Aliran psikologi belajar yang sangat besar pengaruhnya terhadap arah pengembangan teori dan praktik pendidikan dan pembelajaran hingga kini adalah aliran behavioristik. Aliran ini menekankan pada terbentuknya perilaku yang tampak sebagai hasil belajar. Teori behavioristik dengan model hubungan stimulus responnya, mendudukkan orang yang belajar sebagai individu yang pasif. Respon atau perilaku tertentu dengan menggunakan metode drill atau pembiasaan semata. Munculnya perilaku akan semakin kuat bila diberikan reinforcement dan akan menghilang bila dikenai hukuman.
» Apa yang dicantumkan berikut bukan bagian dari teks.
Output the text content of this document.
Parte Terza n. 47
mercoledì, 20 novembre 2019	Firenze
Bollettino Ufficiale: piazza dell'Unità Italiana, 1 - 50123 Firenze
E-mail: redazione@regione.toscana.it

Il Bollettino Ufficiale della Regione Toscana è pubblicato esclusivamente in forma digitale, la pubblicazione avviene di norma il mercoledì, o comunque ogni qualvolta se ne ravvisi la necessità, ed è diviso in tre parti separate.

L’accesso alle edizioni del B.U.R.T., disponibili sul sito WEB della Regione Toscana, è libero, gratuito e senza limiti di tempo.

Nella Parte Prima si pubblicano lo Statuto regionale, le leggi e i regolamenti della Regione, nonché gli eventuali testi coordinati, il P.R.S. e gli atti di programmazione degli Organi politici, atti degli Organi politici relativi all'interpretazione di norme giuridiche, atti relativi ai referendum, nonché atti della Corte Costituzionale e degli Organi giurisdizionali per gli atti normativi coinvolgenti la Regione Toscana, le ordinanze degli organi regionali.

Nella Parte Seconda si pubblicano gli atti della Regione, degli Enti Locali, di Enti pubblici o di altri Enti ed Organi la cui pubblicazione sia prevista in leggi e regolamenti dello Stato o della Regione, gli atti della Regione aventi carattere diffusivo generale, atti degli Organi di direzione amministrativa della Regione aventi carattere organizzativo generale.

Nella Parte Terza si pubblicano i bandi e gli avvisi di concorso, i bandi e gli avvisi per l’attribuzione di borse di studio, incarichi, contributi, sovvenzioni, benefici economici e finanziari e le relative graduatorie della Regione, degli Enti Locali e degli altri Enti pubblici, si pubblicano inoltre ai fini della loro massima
Aplikasi teori behavioristik dalam kegiatan pembelajaran tergantung dari beberapa hal seperti: tujuan pembelajaran, sifat materi pelajaran, karakteristik pebelajar, media dan fasilitas pembelajaran yang tersedia. Pembelajaran yang dirancang dan berpijak pada teori behavioristik memandang bahwa pengetahuan adalah obyektif, pasti, tetap, tidak berubah. Pengetahuan telah terstruktur dengan rapi, sehingga belajar adalah perolehan pengetahuan, sedangkan mengajar adalah memindahkan pengetahuan (transfer of knowledge) ke orang yang belajar atau pebelajar. Fungsi mind atau pikiran adalah untuk menjiplak struktur pengetahuan yag sudah ada melalui proses berpikir yang dapat dianalisis dan dipilah, sehingga makna yang dihasilkan dari proses berpikir seperti ini ditentukan oleh karakteristik struktur pengetahuan tersebut. Pebelajar diharapkan akan memiliki pemahaman yang sama terhadap pengetahuan yang diajarkan. Artinya, apa yang dipahami oleh pengajar atau guru itulah yang harus dipahami oleh murid.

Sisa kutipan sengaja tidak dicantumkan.